Zum vieldiskutierten Thema «Netzsperren» sei an dieser Stelle auf Causa Sport digital 3/2023 hingewiesen. Es wird das Urteil des Bundesgerichts vom 18. Mai 2022, BGE 148 II 392 ff., wiedergegeben und kommentiert: «Verfassungsmässigkeit von Netzsperren von ausländischen Online-Geldspielangeboten in der Schweiz».

Mehr Suchtpotential bei online-Sportwetten?

causasportnews / Nr. 1045/08/2023, 9. August 2023

Photo by Pavel Danilyuk on Pexels.com

(causasportnews / red. 9. August 2023) online-Sportwetten sind beliebt, aber auch nicht vorbehaltsfrei unproblematisch. Die Sportveranstalter, dazu sind teils auch die Sportverbände zu zählen, sehen in dieser Spielart die Integrität des sportlichen Wettkampfbetriebs gefährdet.

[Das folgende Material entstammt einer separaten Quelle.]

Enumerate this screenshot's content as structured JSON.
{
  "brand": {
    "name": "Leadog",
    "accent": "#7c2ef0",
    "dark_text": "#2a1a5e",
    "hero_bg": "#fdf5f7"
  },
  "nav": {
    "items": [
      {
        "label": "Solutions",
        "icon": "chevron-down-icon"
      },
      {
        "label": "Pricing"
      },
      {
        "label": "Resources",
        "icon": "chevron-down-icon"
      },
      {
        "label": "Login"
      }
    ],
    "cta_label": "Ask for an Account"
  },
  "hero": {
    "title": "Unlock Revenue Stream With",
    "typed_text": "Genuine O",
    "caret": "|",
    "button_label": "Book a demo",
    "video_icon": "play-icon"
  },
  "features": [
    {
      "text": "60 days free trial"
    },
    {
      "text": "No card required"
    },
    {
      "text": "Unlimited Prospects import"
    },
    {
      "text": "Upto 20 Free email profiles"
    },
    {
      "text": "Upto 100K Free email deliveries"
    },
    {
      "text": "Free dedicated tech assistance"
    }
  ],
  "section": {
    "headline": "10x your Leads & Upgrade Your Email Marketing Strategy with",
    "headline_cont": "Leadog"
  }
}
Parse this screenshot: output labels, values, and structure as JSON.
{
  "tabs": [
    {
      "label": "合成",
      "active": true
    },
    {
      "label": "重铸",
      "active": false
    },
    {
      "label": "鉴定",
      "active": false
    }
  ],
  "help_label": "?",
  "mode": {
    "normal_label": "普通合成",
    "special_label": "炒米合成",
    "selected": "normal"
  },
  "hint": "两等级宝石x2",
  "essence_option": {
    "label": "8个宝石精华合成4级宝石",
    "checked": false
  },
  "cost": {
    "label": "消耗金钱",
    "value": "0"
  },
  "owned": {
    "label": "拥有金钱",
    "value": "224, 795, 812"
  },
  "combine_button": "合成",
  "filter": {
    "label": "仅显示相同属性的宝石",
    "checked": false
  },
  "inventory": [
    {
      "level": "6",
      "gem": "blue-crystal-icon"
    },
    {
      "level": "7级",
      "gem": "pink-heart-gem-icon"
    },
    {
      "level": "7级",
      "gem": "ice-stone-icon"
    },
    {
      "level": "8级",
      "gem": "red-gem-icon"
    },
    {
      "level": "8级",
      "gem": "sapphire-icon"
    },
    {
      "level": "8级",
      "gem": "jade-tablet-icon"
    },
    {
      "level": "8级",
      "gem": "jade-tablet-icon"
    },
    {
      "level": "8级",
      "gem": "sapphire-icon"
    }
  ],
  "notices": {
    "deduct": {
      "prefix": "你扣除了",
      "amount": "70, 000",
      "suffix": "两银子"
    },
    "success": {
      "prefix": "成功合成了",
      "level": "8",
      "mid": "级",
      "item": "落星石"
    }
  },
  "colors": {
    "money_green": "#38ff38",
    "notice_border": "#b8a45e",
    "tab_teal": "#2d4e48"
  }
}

Mit Blick auf die Fussball-WM-Endrunde 2006 in Deutschland sah sich der Weltfussballverband (FIFA) beispielsweise veranlasst, im Zusammenhang mit Sportwetten ein umfassendes (Früh-)Warnsystem zu betreiben (und hierfür eine spezialisierte Unternehmung zu gründen, die Gesellschaft «Early Warning System GmbH»), um allfällige, besondere Vorkommnisse anlässlich der WM-Spiele feststellen und Ungemach abwenden zu können. Nach dem Fall des von der Wettmafia bestochenen Schiedsrichters Robert Hoyzer, ein Skandal, der Deutschland 2005 erschütterte, wollte der Weltverband am WM-Austragungsort Deutschland keinerlei Risiken eingehen und kehrte für den Integritätsschutz bezüglich des sportlichen Geschehens alles Denkbare und Mögliche vor. Geprägt wurde der Begriff «Sportwetten-Betrug», wobei evident ist, dass hier nicht die Sportwette an sich betrugs-anfällig war, sondern der Sport selber. Das ist auch aktuell noch so, und heute, wie damals, bilde(te)n die sog. «Live-Wetten» das signifikante Problem. Wetten, die während eines Fussballspiels getätigt werden können, machen einen besonderen Integritätsschutz mit Blick auf den sportlichen Wettbewerb notwendig. Derartige Wetten sind vielfältig; so kann z.B. während eines laufenden Spiels darauf gewettet werden, ob und in welcher Minute ein Elfmeter gepfiffen oder eine rote Karte gezeigt wird, ob ein Spiel in die Verlängerung geht und wann und welcher Spieler des Feldes verwiesen wird. Im Umfeld des Sportes existieren natürlich auch geradezu perverse Wetten, etwa, wann und wo der nächste Trainer entlassen wird, in welchem Radrennen sich der nächste, tödliche Unfall ereignet und ob im Rahmen einer Extrem-Bergbesteigung eine Seilschaft wieder vollzählig zurückkehrt. Derartige Wetten werden praktisch ausschliesslich im illegalen Bereich angeboten.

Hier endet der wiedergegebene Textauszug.